WHAT’S that? Bryan Ferry has recorded an album Weimar cabaret numbers with what sounds suspiciously like an... oompah band? And it’s magnificent? The muse works in mysterious ways. The former Roxy Music frontcad first convened his orchestra in 2012 to re-record numbers such as Love Is the Drug as Roaring Twenties jazz instrumentals.

It was surprisingly excellent. Now, inspired by his soundtrack work on the German Netflix series Berlin Babylon, he has revisited his less celebrated solo material and introduced his own worn smoking jacket of a voice into the mix too. “I’m a stranger in your town / That’s the place I belong,” he pipes on Boys and Girls (from his 1985 album of the same name). Ferry has always traded in a peculiar combination of modernism, artifice and tenderness, which finds an ideal niche in the Berlin cabaret setting — and his world-weary sigh is an elegant still note against the keening reeds and parping brass. “No reason or rhyme, no presence of mind,” he pipes on Reason or Rhyme (first heard on 2010’s Olympia). “Just a dance to the music of time.” Your make-up will be streaming when the lights go up.

By Richard Godwin

World- Afro Celt Sound System

(ECC Records)

****

NOW in their 22nd year, Afro Celt Sound System, the European- and African-based musical collective, have become something of a British institution. Yet Flight, their eighth album, is very different to anything else they’ve done, featuring guest ensembles to underline its theme of migration. At the album’s heart is a four-part Migration Medley juxtaposing avian and human journeys driven by Afro Celt’s trademark powerful drum-and-bass beats, but with a soft a cappella choral conclusion. Birds can return, humans often can’t. The Amani Choir, led by Emmanuela Yogolelo, bring robust harmonies to the Sanctus over powerful drumming, xylophones and horns. The Stone Flowers, comprising refugee musicians, join the band for a moving conclusion which asks for tolerance and understanding.

By Simon Broughton

Tessa Souter- A Picture in Black and White

(NOA Records)

****

TESSA Souter is a hugely experienced singer and composer blessed with wide-ranging vocals and a post-bop sensibility, through which she filters sounds from West Africa, South America, the Caribbean and Andalusian Spain. Raised in London, based in New York, she has won acclaim for her honeyed contralto and the spare, elegant way she puts it to use.

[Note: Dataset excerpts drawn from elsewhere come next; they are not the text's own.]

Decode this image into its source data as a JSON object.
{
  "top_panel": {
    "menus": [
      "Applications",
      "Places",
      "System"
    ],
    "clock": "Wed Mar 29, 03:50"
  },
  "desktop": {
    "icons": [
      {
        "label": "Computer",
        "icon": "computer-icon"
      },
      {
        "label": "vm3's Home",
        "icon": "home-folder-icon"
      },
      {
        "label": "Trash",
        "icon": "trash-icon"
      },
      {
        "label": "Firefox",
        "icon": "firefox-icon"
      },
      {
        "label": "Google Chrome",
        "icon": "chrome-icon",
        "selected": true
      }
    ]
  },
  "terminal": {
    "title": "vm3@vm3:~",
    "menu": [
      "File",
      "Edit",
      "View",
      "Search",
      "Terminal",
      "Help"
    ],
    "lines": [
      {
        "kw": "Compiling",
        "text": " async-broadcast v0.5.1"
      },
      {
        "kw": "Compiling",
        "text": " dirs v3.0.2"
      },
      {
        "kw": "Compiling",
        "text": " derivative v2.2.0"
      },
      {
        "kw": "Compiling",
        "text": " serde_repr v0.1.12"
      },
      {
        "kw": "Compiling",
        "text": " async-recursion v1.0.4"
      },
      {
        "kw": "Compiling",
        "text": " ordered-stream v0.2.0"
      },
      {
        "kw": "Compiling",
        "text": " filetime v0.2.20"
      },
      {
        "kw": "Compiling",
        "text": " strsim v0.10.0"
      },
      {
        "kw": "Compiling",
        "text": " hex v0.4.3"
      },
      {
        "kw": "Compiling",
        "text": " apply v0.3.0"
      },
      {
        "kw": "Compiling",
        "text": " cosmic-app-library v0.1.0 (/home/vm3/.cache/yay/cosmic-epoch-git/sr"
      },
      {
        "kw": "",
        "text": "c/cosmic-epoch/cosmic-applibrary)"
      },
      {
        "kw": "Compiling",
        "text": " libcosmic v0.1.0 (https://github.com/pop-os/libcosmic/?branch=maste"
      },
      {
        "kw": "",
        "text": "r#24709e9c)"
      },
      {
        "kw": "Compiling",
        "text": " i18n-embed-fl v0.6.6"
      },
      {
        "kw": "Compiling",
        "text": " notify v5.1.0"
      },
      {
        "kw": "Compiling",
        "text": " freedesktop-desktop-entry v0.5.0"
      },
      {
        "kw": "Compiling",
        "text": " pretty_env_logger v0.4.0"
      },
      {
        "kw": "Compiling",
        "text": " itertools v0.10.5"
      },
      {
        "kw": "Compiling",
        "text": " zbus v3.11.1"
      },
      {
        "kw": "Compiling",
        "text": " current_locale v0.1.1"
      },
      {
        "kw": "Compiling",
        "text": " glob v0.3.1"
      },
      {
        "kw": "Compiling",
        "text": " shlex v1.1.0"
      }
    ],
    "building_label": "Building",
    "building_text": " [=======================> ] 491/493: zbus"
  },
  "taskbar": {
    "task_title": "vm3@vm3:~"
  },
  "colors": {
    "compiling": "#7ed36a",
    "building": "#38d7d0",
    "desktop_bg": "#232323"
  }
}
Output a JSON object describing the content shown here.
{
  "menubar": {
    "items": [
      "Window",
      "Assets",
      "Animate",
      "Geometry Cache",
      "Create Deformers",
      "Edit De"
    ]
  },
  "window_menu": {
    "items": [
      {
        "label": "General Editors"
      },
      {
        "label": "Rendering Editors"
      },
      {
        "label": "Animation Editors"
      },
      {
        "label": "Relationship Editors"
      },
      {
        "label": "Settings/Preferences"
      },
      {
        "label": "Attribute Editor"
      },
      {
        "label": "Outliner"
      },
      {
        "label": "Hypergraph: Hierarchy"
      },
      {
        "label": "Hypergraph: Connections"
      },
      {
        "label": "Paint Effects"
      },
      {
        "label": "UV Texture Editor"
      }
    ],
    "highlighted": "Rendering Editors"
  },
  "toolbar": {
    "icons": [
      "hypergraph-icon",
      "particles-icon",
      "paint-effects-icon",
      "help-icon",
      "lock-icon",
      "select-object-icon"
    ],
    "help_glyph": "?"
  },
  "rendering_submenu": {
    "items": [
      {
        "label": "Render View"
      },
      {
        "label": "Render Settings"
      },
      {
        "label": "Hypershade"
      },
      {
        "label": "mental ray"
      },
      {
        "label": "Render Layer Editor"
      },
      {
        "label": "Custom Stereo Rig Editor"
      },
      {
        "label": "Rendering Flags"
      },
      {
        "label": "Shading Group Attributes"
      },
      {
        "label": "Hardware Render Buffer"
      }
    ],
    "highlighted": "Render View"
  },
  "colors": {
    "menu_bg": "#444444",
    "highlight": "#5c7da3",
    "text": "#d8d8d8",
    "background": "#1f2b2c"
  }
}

On this fifth autobiographical album Souter brings together standards, originals and traditional songs to tell the story of a young Englishwoman who discovers in adulthood that her estranged father was black. Arrangements are sophisticated, lifted by strings, bass, piano and percussion. Highlights include opener Kothbiro, sung in the Dholuo language of Kenya, and a fittingly dynamic take on McCoy Tyner’s Contemplation (Ancestors). Liberating stuff.